Pallet Enterprise: How do you think the pallet industry will change in the next 5-10 years?

Bowen: We will see automation fill the void of available laborers in the recycling side of our industry. The companies that automate will continue to grow while those that resist will be limited in size, if they can remain in business at all. Along with automation, pallet recyclers will need to become more of a total recycling option for suppliers. We have recently added roll-off services to our list of recycling solutions to our suppliers. I also believe we will see a consolidation of quality companies creating a vacuum of companies in the $2-9 million range.


Pallet Enterprise: How/why did you decide to get involved in the pallet industry?

Bowen: In 1984 I was a manager at the company I had worked at since high school. My father saw my company sending pallets to the landfill and told me I could sell them. The company was glad to give the pallets to me to avoid landfill fees. In 1988 I received Christ as my savior. Shortly after that, I felt him impressing me to work for myself. With no formal business training and not having a college education, I was reluctant, but I also needed more income to provide for my family. So, in 1989 I started Bo’s Pallets Inc. in my backyard with only a pickup truck and worn-out hammer my father gave me. Now 29 years later, I get up each morning excited to go meet the challenges of the work day at my company that has grown to 22 acres and 90 employees.

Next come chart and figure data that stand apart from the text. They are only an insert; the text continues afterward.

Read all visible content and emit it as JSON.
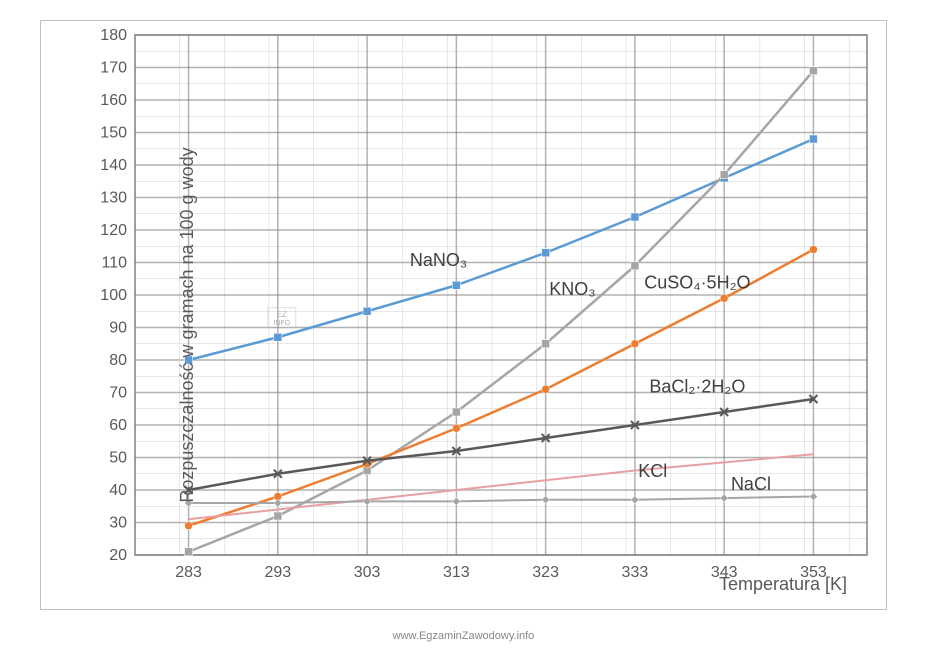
{
  "chart": {
    "type": "line",
    "x_categories": [
      283,
      293,
      303,
      313,
      323,
      333,
      343,
      353
    ],
    "ylim": [
      20,
      180
    ],
    "ytick_step": 10,
    "xlabel": "Temperatura [K]",
    "ylabel": "Rozpuszczalność w gramach na 100 g wody",
    "label_fontsize": 18,
    "tick_fontsize": 16,
    "tick_color": "#595959",
    "background_color": "#ffffff",
    "grid_major_color": "#808080",
    "grid_minor_color": "#d0d0d0",
    "grid_major_width": 1.5,
    "grid_minor_width": 0.5,
    "border_color": "#c0c0c0",
    "plot_box_border_color": "#808080",
    "series": [
      {
        "name": "NaNO3",
        "label": "NaNO₃",
        "color": "#5b9bd5",
        "marker": "square",
        "marker_size": 8,
        "line_width": 2.5,
        "values": [
          80,
          87,
          95,
          103,
          113,
          124,
          136,
          148
        ],
        "label_x": 311,
        "label_y": 109
      },
      {
        "name": "KNO3",
        "label": "KNO₃",
        "color": "#a6a6a6",
        "marker": "square",
        "marker_size": 8,
        "line_width": 2.5,
        "values": [
          21,
          32,
          46,
          64,
          85,
          109,
          137,
          169
        ],
        "label_x": 326,
        "label_y": 100
      },
      {
        "name": "CuSO4_5H2O",
        "label": "CuSO₄·5H₂O",
        "color": "#ed7d31",
        "marker": "circle",
        "marker_size": 8,
        "line_width": 2.5,
        "values": [
          29,
          38,
          48,
          59,
          71,
          85,
          99,
          114
        ],
        "label_x": 340,
        "label_y": 102
      },
      {
        "name": "BaCl2_2H2O",
        "label": "BaCl₂·2H₂O",
        "color": "#595959",
        "marker": "x",
        "marker_size": 8,
        "line_width": 2.5,
        "values": [
          40,
          45,
          49,
          52,
          56,
          60,
          64,
          68
        ],
        "label_x": 340,
        "label_y": 70
      },
      {
        "name": "KCl",
        "label": "KCl",
        "color": "#e8a0a0",
        "marker": "none",
        "marker_size": 0,
        "line_width": 2,
        "values": [
          31,
          34,
          37,
          40,
          43,
          46,
          48.5,
          51
        ],
        "label_x": 335,
        "label_y": 44
      },
      {
        "name": "NaCl",
        "label": "NaCl",
        "color": "#a6a6a6",
        "marker": "diamond",
        "marker_size": 8,
        "line_width": 2,
        "values": [
          36,
          36,
          36.5,
          36.5,
          37,
          37,
          37.5,
          38
        ],
        "label_x": 346,
        "label_y": 40
      }
    ],
    "watermark": "www.EgzaminZawodowy.info",
    "ez_box_label": "EZ",
    "ez_box_sublabel": "INFO"
  }
}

Pallet Enterprise: How do you decide whether or not to try a new idea at your company?

Bowen: As owner of Bo’s Pallets I’ve always tried to surround myself with a team of managers that feel empowered to speak freely at our weekly management meeting. Each person gets time to present ideas for improvement or identify a challenge we need to focus on. No one person can have all the good ideas, even if they are the owner. To determine which ideas get done first, we determine ROI (return on investment). Our industry is evolving rapidly, with challenges coming not only from our competitors but government regulations, lack of people in the labor pool, the need for capital investment for automation and growth, just to name a few. So,  the projects or ideas with the fastest payback usually get done first.


Pallet Enterprise: What is the most important lesson you’ve learned about customer service?

Bowen: Customer service is the “secret to success.” You can never give too much service. Our motto is ‘Give the customer what they want, when they want, the way they want.” If we do these three things daily, we can be confident of a solid relationship with our customers. Communication is the most important aspect of service. Setting realistic expectations with our customers makes great service much easier to achieve. We also must find the balance between giving the customer what they ask for while listening to their expressed needs in case we can offer a better solution to resolve any issues they are experiencing. 


Pallet Enterprise: What is your favorite part of your work day?

Bowen: Hands down my favorite part of the workday is the first hour. It sets the tone for the entire day and will determine whether we go home feeling successful. I know its corny and my managers laugh when I say it but, I call it the HOUR OF POWER. Getting focused on the priorities of the day early will make the end of the day a lot less stressful. That I get to do it with a cup of coffee in my hand is just a cherry on top.